New York City will soon be celebrating the completion of the nation’s costliest real estate project ever – the $25-billion Hudson Yards on the west side of Manhattan.

The project’s towering architecture and 18-million SF of mixed-use space dominates the Chelsea and Hell’s Kitchen districts. The development will have 4,000 residential units, a hotel and 100 shops and restaurants that total more than 1 million SF. All the retail space was pre-leased.

But the project’s early success stands in contrast to the city’s unprecedented slump in demand for space that is now entering its fourth year.

The decline has landlords slashing lease rates throughout most of Manhattan, with rents in some submarkets cut by half. Brick-and-mortar merchants – locked in struggle with e-commerce for the consumer’s dollar – have been slow to respond, but some retail neighborhoods are showing signs of improvement.

“Certainly, there’s been a bigger correction than at any other period that I can remember. It’s chiefly because landlords were raising rents to levels that were just not really sustainable in the first place,” says Peter Braus, a veteran retail broker and partner in Lee & Associates’ offices on Madison Avenue.

“Online shopping has obviously changed shopping habits quite a bit. Some call it ‘the Amazon effect.’ A lot of this vacancy has resulted from the combination of high rents and changing demand. And in the last two years this really has started to take a big bite out of the retail pie,” Braus said.

Braus said the overall vacancy rate in Manhattan is averaging roughly 10% but the availability rate in many neighborhoods is two or three times greater. This is despite an otherwise healthy economy.

There are about 53 million SF of retail space in Manhattan, Braus said. In the 12 months between fall of 2017 and fall of 2018, asking rents in 15 of the borough’s 17 retail submarkets were cut an average of 25%. Asking rents fell more than 20% in 10 of the 15 retail neighborhoods and three submarkets posted declines of more than 30%, according to surveys by the Real Estate Board of New York of which Lee & Associates is a member.

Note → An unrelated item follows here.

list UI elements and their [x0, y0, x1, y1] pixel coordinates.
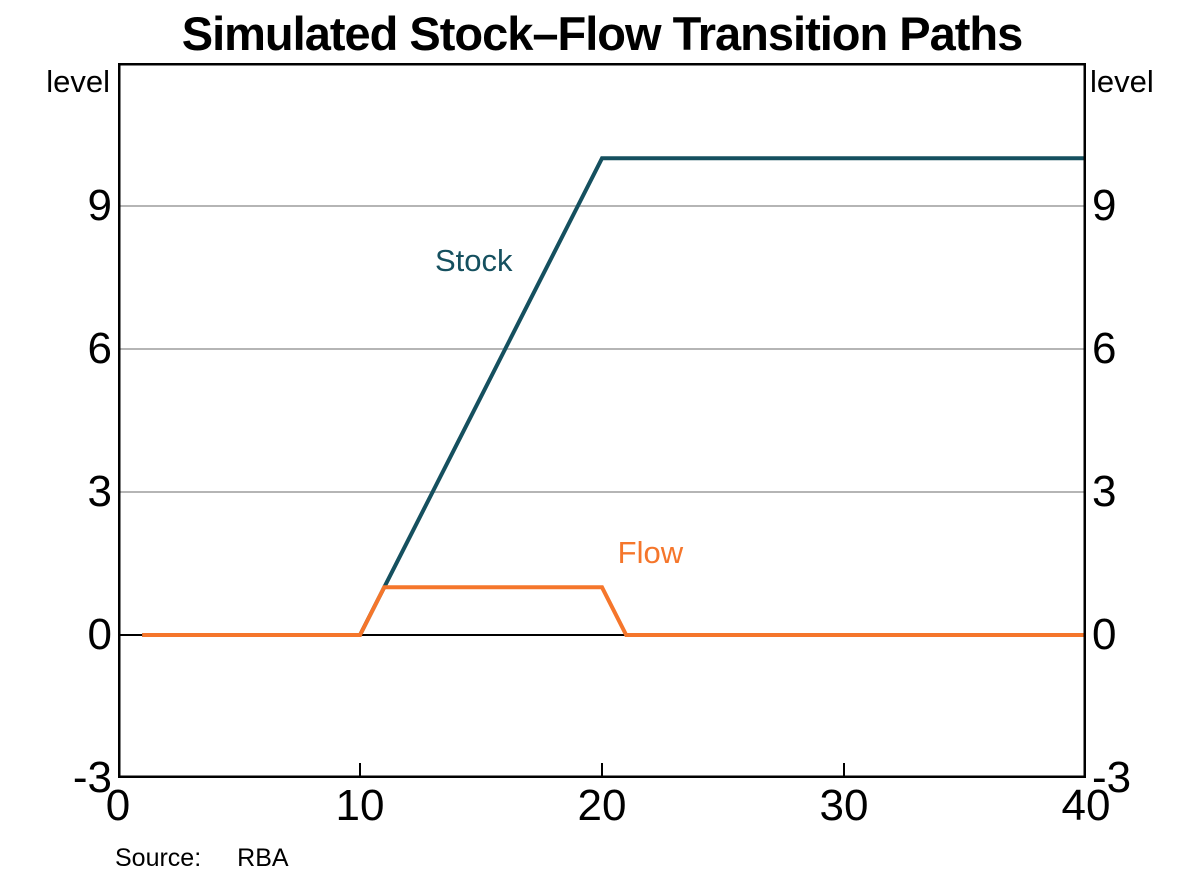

Ground-floor retail space on Broadway in Soho, for example, has been among the hardest hit submarkets. Between 2010 and 2015, asking rents skyrocketed 68%, peaking at $950 per SF. Since 2015, landlords have slashed lease rates all the way back to 2010 levels, according to the REBNY’s semi-annual reports.

As expected, lease terms are more flexible with landlords accepting more short-term deals and increasing improvement allowances. For their part, merchants are testing different concepts before agreeing to long-term deals.

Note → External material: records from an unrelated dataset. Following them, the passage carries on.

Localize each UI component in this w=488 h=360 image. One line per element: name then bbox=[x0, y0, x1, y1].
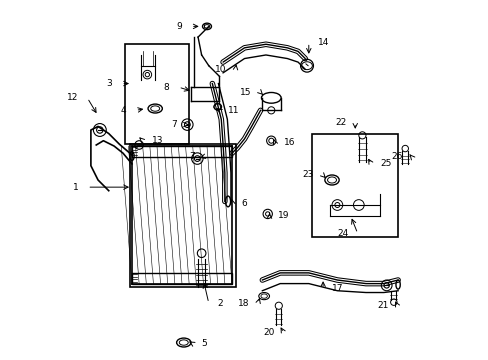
Text: 25: 25 bbox=[380, 159, 391, 168]
Text: 7: 7 bbox=[188, 152, 194, 161]
Text: 9: 9 bbox=[176, 22, 182, 31]
Text: 3: 3 bbox=[106, 79, 112, 88]
Text: 13: 13 bbox=[151, 136, 163, 145]
Text: 11: 11 bbox=[228, 106, 240, 115]
Text: 4: 4 bbox=[121, 106, 126, 115]
Text: 19: 19 bbox=[278, 211, 289, 220]
Text: 18: 18 bbox=[237, 299, 248, 308]
Bar bbox=[312, 134, 397, 237]
Text: 5: 5 bbox=[201, 339, 207, 348]
Text: 21: 21 bbox=[376, 301, 387, 310]
Bar bbox=[130, 144, 235, 287]
Text: 8: 8 bbox=[163, 83, 169, 92]
Bar bbox=[132, 146, 231, 157]
Text: 6: 6 bbox=[241, 199, 247, 208]
Text: 1: 1 bbox=[73, 183, 78, 192]
Circle shape bbox=[265, 212, 269, 216]
Text: 14: 14 bbox=[317, 38, 328, 47]
Circle shape bbox=[268, 138, 273, 143]
Text: 24: 24 bbox=[337, 229, 348, 238]
Circle shape bbox=[145, 72, 149, 77]
Text: 22: 22 bbox=[334, 118, 346, 127]
Text: 20: 20 bbox=[263, 328, 274, 337]
Text: 16: 16 bbox=[283, 138, 295, 147]
Text: 17: 17 bbox=[331, 284, 343, 293]
Text: 23: 23 bbox=[302, 170, 313, 179]
Bar bbox=[132, 273, 231, 284]
Text: 10: 10 bbox=[215, 65, 226, 74]
Text: 15: 15 bbox=[240, 88, 251, 97]
Text: 2: 2 bbox=[217, 299, 223, 308]
Text: 7: 7 bbox=[170, 120, 176, 129]
Text: 26: 26 bbox=[390, 152, 402, 161]
Text: 12: 12 bbox=[67, 93, 78, 102]
Bar bbox=[124, 44, 189, 144]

“Simple economics would dictate that when prices go down demand will increase.  I think we’re seeing some of that on an anecdotal basis as landlords re-lease their spaces,” Braus said.

“I would say that the vacancy rate probably will be lower a year from now. Then again, there are a lot of things going on that are very concerning: political events, the trade war with China and the recent government shutdown. All these things are sort of self-inflicted wounds on our economy that affects consumer confidence. And when consumer confidence goes down, people spend less at retail. When people spend less at retail, stores close.”